Par ailleurs, sur le même livre, on note le commentaire
suivant : « Dans la Sion
de Bolnissi, la solution des voûtes en demi-berceau
rampant pour les bas-côtés et la décoration plastique
(motifs à fleurs de lotus) suggèrent des points de contact
avec l’Orient ».
Les voûtes en demi-berceau rampant se trouvent aussi en
Occident. On verra par ailleurs un peu plus loin que ces
voûtes ont été probablement installées bien après la
construction initiale.
Par contre la décoration plastique se révèle effectivement
très originale. Elle est peut être inspirée de l’Orient Mais
peut-être aussi a-t-elle inspiré des motifs orientaux. Il
faudrait être en mesure d’effectuer des comparaisons.

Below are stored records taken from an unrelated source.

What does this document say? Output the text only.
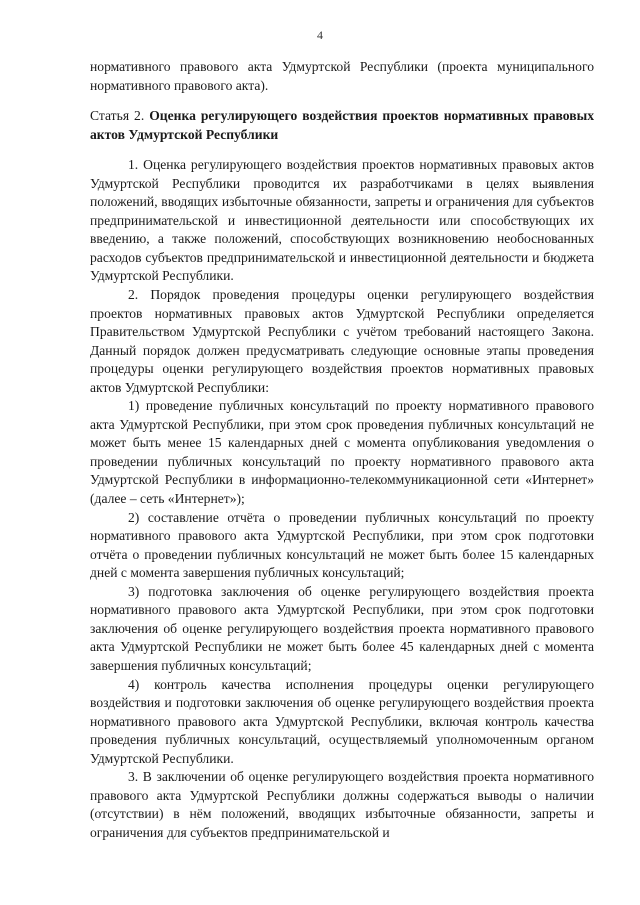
4

нормативного правового акта Удмуртской Республики (проекта муниципального нормативного правового акта).

Статья 2. Оценка регулирующего воздействия проектов нормативных правовых актов Удмуртской Республики

1. Оценка регулирующего воздействия проектов нормативных правовых актов Удмуртской Республики проводится их разработчиками в целях выявления положений, вводящих избыточные обязанности, запреты и ограничения для субъектов предпринимательской и инвестиционной деятельности или способствующих их введению, а также положений, способствующих возникновению необоснованных расходов субъектов предпринимательской и инвестиционной деятельности и бюджета Удмуртской Республики.

2. Порядок проведения процедуры оценки регулирующего воздействия проектов нормативных правовых актов Удмуртской Республики определяется Правительством Удмуртской Республики с учётом требований настоящего Закона. Данный порядок должен предусматривать следующие основные этапы проведения процедуры оценки регулирующего воздействия проектов нормативных правовых актов Удмуртской Республики:

1) проведение публичных консультаций по проекту нормативного правового акта Удмуртской Республики, при этом срок проведения публичных консультаций не может быть менее 15 календарных дней с момента опубликования уведомления о проведении публичных консультаций по проекту нормативного правового акта Удмуртской Республики в информационно-телекоммуникационной сети «Интернет» (далее – сеть «Интернет»);

2) составление отчёта о проведении публичных консультаций по проекту нормативного правового акта Удмуртской Республики, при этом срок подготовки отчёта о проведении публичных консультаций не может быть более 15 календарных дней с момента завершения публичных консультаций;

3) подготовка заключения об оценке регулирующего воздействия проекта нормативного правового акта Удмуртской Республики, при этом срок подготовки заключения об оценке регулирующего воздействия проекта нормативного правового акта Удмуртской Республики не может быть более 45 календарных дней с момента завершения публичных консультаций;

4) контроль качества исполнения процедуры оценки регулирующего воздействия и подготовки заключения об оценке регулирующего воздействия проекта нормативного правового акта Удмуртской Республики, включая контроль качества проведения публичных консультаций, осуществляемый уполномоченным органом Удмуртской Республики.

3. В заключении об оценке регулирующего воздействия проекта нормативного правового акта Удмуртской Республики должны содержаться выводы о наличии (отсутствии) в нём положений, вводящих избыточные обязанности, запреты и ограничения для субъектов предпринимательской и
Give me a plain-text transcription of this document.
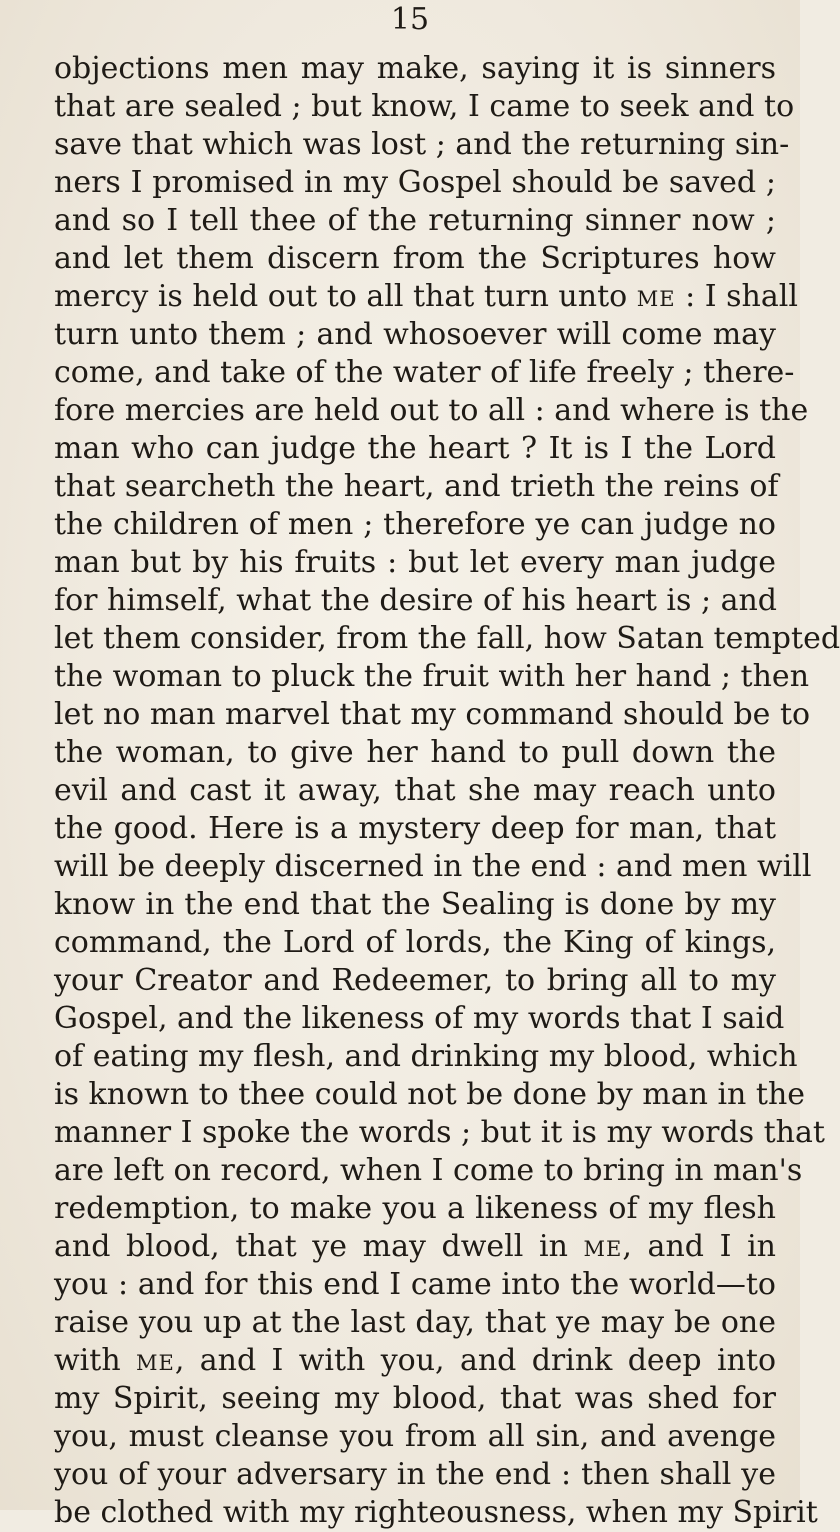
15
objections men may make, saying it is sinners
that are sealed ; but know, I came to seek and to
save that which was lost ; and the returning sin-
ners I promised in my Gospel should be saved ;
and so I tell thee of the returning sinner now ;
and let them discern from the Scriptures how
mercy is held out to all that turn unto me : I shall
turn unto them ; and whosoever will come may
come, and take of the water of life freely ; there-
fore mercies are held out to all : and where is the
man who can judge the heart ? It is I the Lord
that searcheth the heart, and trieth the reins of
the children of men ; therefore ye can judge no
man but by his fruits : but let every man judge
for himself, what the desire of his heart is ; and
let them consider, from the fall, how Satan tempted
the woman to pluck the fruit with her hand ; then
let no man marvel that my command should be to
the woman, to give her hand to pull down the
evil and cast it away, that she may reach unto
the good. Here is a mystery deep for man, that
will be deeply discerned in the end : and men will
know in the end that the Sealing is done by my
command, the Lord of lords, the King of kings,
your Creator and Redeemer, to bring all to my
Gospel, and the likeness of my words that I said
of eating my flesh, and drinking my blood, which
is known to thee could not be done by man in the
manner I spoke the words ; but it is my words that
are left on record, when I come to bring in man's
redemption, to make you a likeness of my flesh
and blood, that ye may dwell in me, and I in
you : and for this end I came into the world—to
raise you up at the last day, that ye may be one
with me, and I with you, and drink deep into
my Spirit, seeing my blood, that was shed for
you, must cleanse you from all sin, and avenge
you of your adversary in the end : then shall ye
be clothed with my righteousness, when my Spirit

En tout cas le chapiteau (ou plutôt l’imposte) de l'image
5 présente des décors inusités : à droite des
palmes et des fleurs de lotus, à gauche un quadrupède
broutant une fleur. Il porte sur le dos une sorte de
couronne (cheval solaire ?).
L’imposte de l'image 6 montre
quant à elle, un oiseau s’envolant vers le ciel, à droite,
et une fleur de lotus à gauche.
Les images 8 et 9 font
apparaître des arcs nettement outrepassés.
On retrouve les motifs « orientalisants
» sur d’autres impostes (images
17 et 18).
Mais on observe aussi des décors plus en rapport avec
l’Occident : ce sont les « croix pattées ». De fait, ce
n’est pas de l’Occident qu’il s’agit, mais du monde
méditerranéen issu de l’antiquité romaine car de telles
croix pattées existent un peu partout autour de la
Méditerranée : on en a vu en Grèce, en Égypte, à Trèves en
Allemagne, en Languedoc, en Espagne, en Bretagne, en
Irlande.
Ici, à Bolnissi, elles sont nombreuses (images
2, 4, 11, 14, 28 et 30,). Celle de l'image
28 , aux branches moins évasées, est entourée de
deux oiseaux affrontés (issus des « oiseaux au canthare »,
image caractéristique de l’antiquité romaine). La croix de
l'image 11 est un
peu différente. Les branches sont inégales et moins évasées.
Les deux « racines » qui remontent du pied en s’écartant
font penser à des motifs arméniens. Selon nous, sa datation
doit être plus tardive que celle (478-493) évoquée ci–dessus
faisant référence au livre « Miroir
de l’Invisible ». Rappelons néanmoins que nous
n’avons pas la compétence pour évaluer correctement cette
datation.
Toujours est-il que l’existence de ces
croix pattées confirme l’ancienneté de l’édifice. On estime,
en Europe, que les croix pattées sont wisigothiques. Les
croix pattées à branches égales très évasées seraient les
plus anciennes, du IVeou Vesiècle.
Les arcs outrepassés donnent une autre confirmation d’une
datation ancienne. Sans précision toutefois sur cette
datation, car jusqu’à présent nous ne sommes pas arrivés à
les dater. Mais ce serait plutôt le contraire, l’existence à
Bolnissi de tels arcs outrepassés, qui permettrait
d’envisager une datation du IVeou du Vesiècle
pour les premiers arcs outrepassés connus dans le monde
romain.
Les entablements ou bases des murs (images
13 et 19) constituent un autre indice. On sait en
effet que les temples romains étaient édifiés sur des bases
élargies par rapport aux murs.
Mais l’élément qui nous semble le plus
déterminant est le plan de l’édifice (image
20). On constate sur ce plan que la partie
centrale est celle d’une basilique à trois vaisseaux. C’est
l’image caractéristique d ‘une basilique romaine des
premiers siècles de notre ère. Seul problème : les piliers
sont cruciformes (type R0101)
et non simplement rectangulaires (type R0000).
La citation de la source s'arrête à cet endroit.